Maybe our mantra needs to be changed again. Because of human irresponsibility campaigns such as “save the whales,” “save the polar bears,” and “save the bees” became necessary long ago, and we have long heard well-meant if misdirected calls to “save the environment.” Starting immediately, our new calls to action will most appropriately need to be framed around “save us from ourselves.” We are greedily poisoning the only place in the known universe that can support life as we know it, arrogantly destroying our own home, blissfully spewing petroleum, chemicals, plastics, and myriad toxins in one place and living in another, as if all places aren’t connected by common soil, common water, and common air. Now the impacts of our actions are becoming clear, and the sooner we clearly connect our own actions with our own imminent demise the sooner we will begin to protect our own species.
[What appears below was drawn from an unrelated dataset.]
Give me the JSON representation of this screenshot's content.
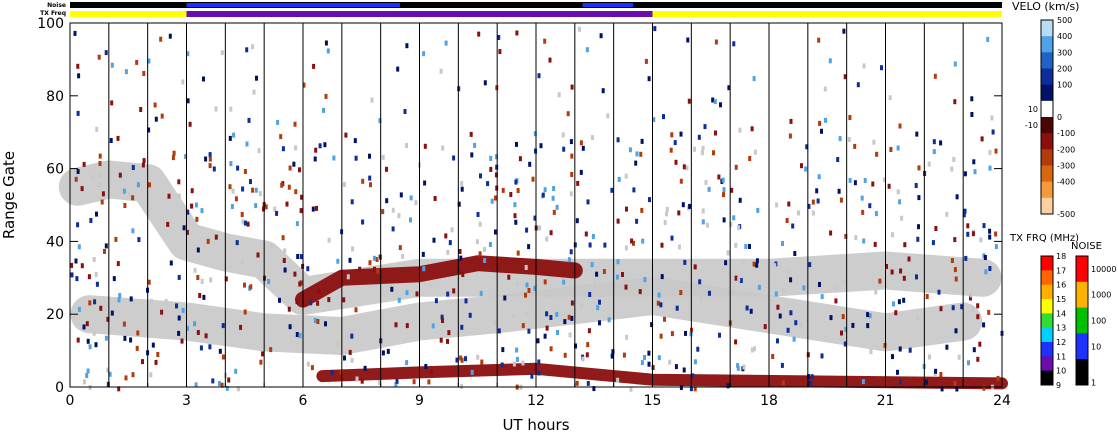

Whether we realize it or not, we are endangered. A species qualifies for inclusion on the endangered species list when its numbers drop perilously low, and clearly we do not meet that criteria. But we ourselves are creating a variety of conditions that together can lead to population loss. It is a tragedy that we have not recognized the growth of such dangerous conditions affecting other animals and plants so that we could take steps to save them. It will also be a tragedy if our greed and arrogance prevent us from recognizing the growth of conditions dangerous to the continued existence of human life.
We don’t need to save the environment. It will always be there, in one form or another, even if we aren’t. Increasingly it seems as though our answer to human adaption to the changing environment is to shield ourselves from it. Rather than adapt we hide in air conditioned buildings, we wear plastic waterproof clothing, we pour toxic chemicals on genetically modified plants to force them to grow or to kill others. Hiding from the environment rather than adapting to it, and attempting to control nature rather than partnering with it, means that human beings will find the continuing changes in our environment increasingly intolerable. Inevitably, at some point, the weakest in our herd will fall. And then more.
So join the call to save us from ourselves. Be one of the early adapters. The environmental movement as we know it has only been around for about forty years. In evolutionary terms that’s nothing, and yet in evolutionary terms participation in the environmental movement means absolutely everything. It means saving from extinction entire species of plants and animals – including a certain genus known as Homo Sapiens.